For the second breath, we breathe in God. We replace the day with God’s presence. I tell them that we breathe in God and as we breathe out, imagine God sitting down in our heart, living inside of us.

For the third breath, we breathe in Jesus. I know, a tad redundant theologically, but I wanted 3 and this started on the fly. So we breathe in Jesus and as we exhale we imagine him moving down to our feet, so he is present wherever we go the next day. We imagine him moving into our hands, to be a part of whatever work we do. We have him go up into our heads with our thoughts and what we see, hear and say tomorrow. We’re bringing Jesus into our days by visualizing his presence throughout our being.

One morning, after having added our breaths to bedtime, the beginnings of an argumentative ride to school was in the works. I nipped it by offering to do our breaths, which the children gleefully agreed. On this trip, we did God & Jesus in the same breath and for our third breath we breathed in kindness, asking it to infuse us. Then we talked about how if we’re filled with kindness we would be able to show it to other people. We talked about the ways in which we could be kind to others and I asked them to look for ways that morning to be kind. A really good mom would ask them on the way home how they did, but I have lackluster follow through skills.
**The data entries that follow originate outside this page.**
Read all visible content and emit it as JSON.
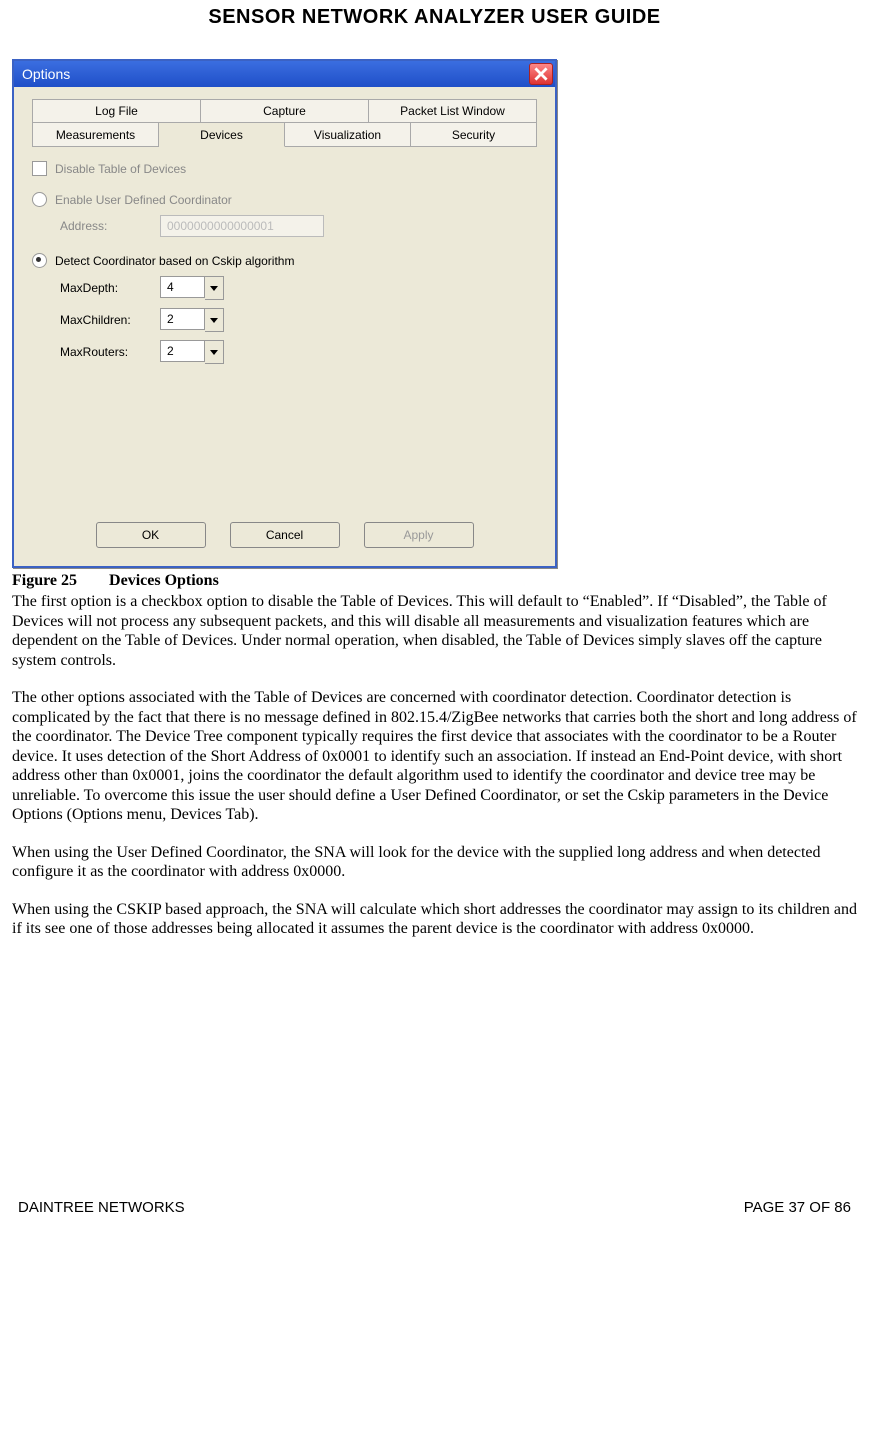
{
  "doc_title": "SENSOR NETWORK ANALYZER USER GUIDE",
  "dialog": {
    "title": "Options",
    "tabs_row1": [
      "Log File",
      "Capture",
      "Packet List Window"
    ],
    "tabs_row2": [
      "Measurements",
      "Devices",
      "Visualization",
      "Security"
    ],
    "active_tab": "Devices",
    "disable_table_label": "Disable Table of Devices",
    "enable_user_coord_label": "Enable User Defined Coordinator",
    "address_label": "Address:",
    "address_value": "0000000000000001",
    "detect_cskip_label": "Detect Coordinator based on Cskip algorithm",
    "max_depth_label": "MaxDepth:",
    "max_depth_value": "4",
    "max_children_label": "MaxChildren:",
    "max_children_value": "2",
    "max_routers_label": "MaxRouters:",
    "max_routers_value": "2",
    "ok_label": "OK",
    "cancel_label": "Cancel",
    "apply_label": "Apply"
  },
  "caption_label": "Figure 25",
  "caption_title": "Devices Options",
  "para1": "The first option is a checkbox option to disable the Table of Devices. This will default to “Enabled”. If “Disabled”, the Table of Devices will not process any subsequent packets, and this will disable all measurements and visualization features which are dependent on the Table of Devices. Under normal operation, when disabled, the Table of Devices simply slaves off the capture system controls.",
  "para2": "The other options associated with the Table of Devices are concerned with coordinator detection. Coordinator detection is complicated by the fact that there is no message defined in 802.15.4/ZigBee networks that carries both the short and long address of the coordinator. The Device Tree component typically requires the first device that associates with the coordinator to be a Router device. It uses detection of the Short Address of 0x0001 to identify such an association. If instead an End-Point device, with short address other than 0x0001, joins the coordinator the default algorithm used to identify the coordinator and device tree may be unreliable. To overcome this issue the user should define a User Defined Coordinator, or set the Cskip parameters in the Device Options (Options menu, Devices Tab).",
  "para3": "When using the User Defined Coordinator, the SNA will look for the device with the supplied long address and when detected configure it as the coordinator with address 0x0000.",
  "para4": "When using the CSKIP based approach, the SNA will calculate which short addresses the coordinator may assign to its children and if its see one of those addresses being allocated it assumes the parent device is the coordinator with address 0x0000.",
  "footer_left": "DAINTREE NETWORKS",
  "footer_right": "PAGE 37 OF 86"
}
I like the idea of expanding the practice to include a quality (in my mind, that would be the fruit of the Spirit) for the kids to look toward. Sometimes broad, sweeping generalities are tough for our little minds to grasp, but smaller chunks of familiar ideas are more digestible. So if you decide upon your own practice, you might use one of these qualities or intentions (as my yogis would say) to include.

My bedtime practices have not completely absolved me of bedtime frustrations. Someone inevitably bounce out of bed to ask something. Yet we all end the day in more peace – including me. They relax, knowing the sun has set on our day. It’s become a punctuation mark to symbolize that this is done and tomorrow we begin anew.

I hope it blesses your family in its own unique way.